HSP90 and MAPK activation are required for ampulla development in the direct‐developing ascidian Molgula pacifica

Abstract

Abstract. Heat shock protein 90 (HSP90) functions as a major chaperone protein that interacts with a limited number of specific client proteins including some transcription factors, many kinases including mitogen‐activated protein kinase (MAPK), and cytoskeletal proteins. The antibiotic geldanamycin (GA) is frequently used as an in vivo inhibitor of HSP90 function and the organic compound U0126 inhibits the activation of MAPK in live cells. In the present study, embryos of Molgula pacifica, at the gastrula stage, were continuously treated with 5 μmol L−1 GA or 10 μmol L−1 U0126 for 4 d, and the resulting juveniles were examined for possible morphological defects.
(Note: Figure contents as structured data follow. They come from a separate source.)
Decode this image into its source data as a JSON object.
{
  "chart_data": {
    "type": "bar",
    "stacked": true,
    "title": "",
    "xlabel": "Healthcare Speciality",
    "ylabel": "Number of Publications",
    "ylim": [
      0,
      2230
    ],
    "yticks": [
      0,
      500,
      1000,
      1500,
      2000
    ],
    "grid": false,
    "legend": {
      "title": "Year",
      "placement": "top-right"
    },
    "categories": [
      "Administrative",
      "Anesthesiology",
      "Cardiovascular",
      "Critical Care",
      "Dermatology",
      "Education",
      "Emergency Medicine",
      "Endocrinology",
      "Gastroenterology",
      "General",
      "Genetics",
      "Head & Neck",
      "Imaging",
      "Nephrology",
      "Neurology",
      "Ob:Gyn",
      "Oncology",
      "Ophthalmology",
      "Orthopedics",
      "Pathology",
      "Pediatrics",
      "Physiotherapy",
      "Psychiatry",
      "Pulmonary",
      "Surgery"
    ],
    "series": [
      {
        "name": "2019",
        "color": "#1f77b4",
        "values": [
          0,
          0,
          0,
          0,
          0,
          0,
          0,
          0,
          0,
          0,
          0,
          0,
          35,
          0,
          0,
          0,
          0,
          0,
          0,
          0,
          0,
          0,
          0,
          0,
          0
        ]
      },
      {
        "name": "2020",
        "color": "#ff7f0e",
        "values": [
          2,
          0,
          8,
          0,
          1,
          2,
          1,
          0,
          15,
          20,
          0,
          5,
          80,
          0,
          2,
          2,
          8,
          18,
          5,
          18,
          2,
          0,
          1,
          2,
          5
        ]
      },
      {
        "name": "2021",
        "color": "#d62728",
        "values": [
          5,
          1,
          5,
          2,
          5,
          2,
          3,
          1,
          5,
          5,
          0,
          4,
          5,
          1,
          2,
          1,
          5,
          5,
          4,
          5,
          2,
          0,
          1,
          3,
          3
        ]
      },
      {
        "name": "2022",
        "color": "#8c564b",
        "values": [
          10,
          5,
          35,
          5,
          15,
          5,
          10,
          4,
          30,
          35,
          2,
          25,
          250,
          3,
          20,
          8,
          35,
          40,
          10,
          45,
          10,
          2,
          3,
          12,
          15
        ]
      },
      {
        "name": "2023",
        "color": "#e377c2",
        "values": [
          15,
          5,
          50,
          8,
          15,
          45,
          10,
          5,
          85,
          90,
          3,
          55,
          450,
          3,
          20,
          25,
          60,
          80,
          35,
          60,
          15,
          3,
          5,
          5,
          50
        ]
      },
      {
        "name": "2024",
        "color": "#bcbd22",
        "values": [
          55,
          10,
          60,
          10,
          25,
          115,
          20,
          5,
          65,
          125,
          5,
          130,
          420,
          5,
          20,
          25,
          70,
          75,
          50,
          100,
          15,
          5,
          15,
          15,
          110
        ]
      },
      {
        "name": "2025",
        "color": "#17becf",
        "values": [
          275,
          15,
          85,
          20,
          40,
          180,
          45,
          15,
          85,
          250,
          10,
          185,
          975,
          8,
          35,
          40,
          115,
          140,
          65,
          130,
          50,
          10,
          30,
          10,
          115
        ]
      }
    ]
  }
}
The key finding of the present study is that HSP90‐dependent MAPK signaling appears to be required for the outgrowth of ampullae and for the development of coelomic progenitor cells. The effect of GA treatment seemed to be relatively specific because it had a minimal effect on other morphogenetic events, including the development of the anterior–posterior axis and tunic development. The possibility that GA treatment inhibits ampulla outgrowth by disrupting normal HSP90‐actin cytoskeleton interactions within the cytoplasm of ampulla epidermal cells was examined using actin immunofluorescence. The results, however, indicate that GA treatment does not grossly disrupt actin‐based cytoskeletons in epidermal cells that form ampullae. Furthermore, terminal deoxynucleotidyl transferase‐mediated dUTP nick end labeling experiments suggest that treatment with 5 μmol L−1 GA does not significantly promote cell death during development in M. pacifica. Mapping the region in juveniles, where GA‐sensitive coelomic progenitor cells originate, was studied using cell deletion methods, and the results suggest that the potential to form coelomic progenitor cells is restricted to the posterior region at day 1 of development.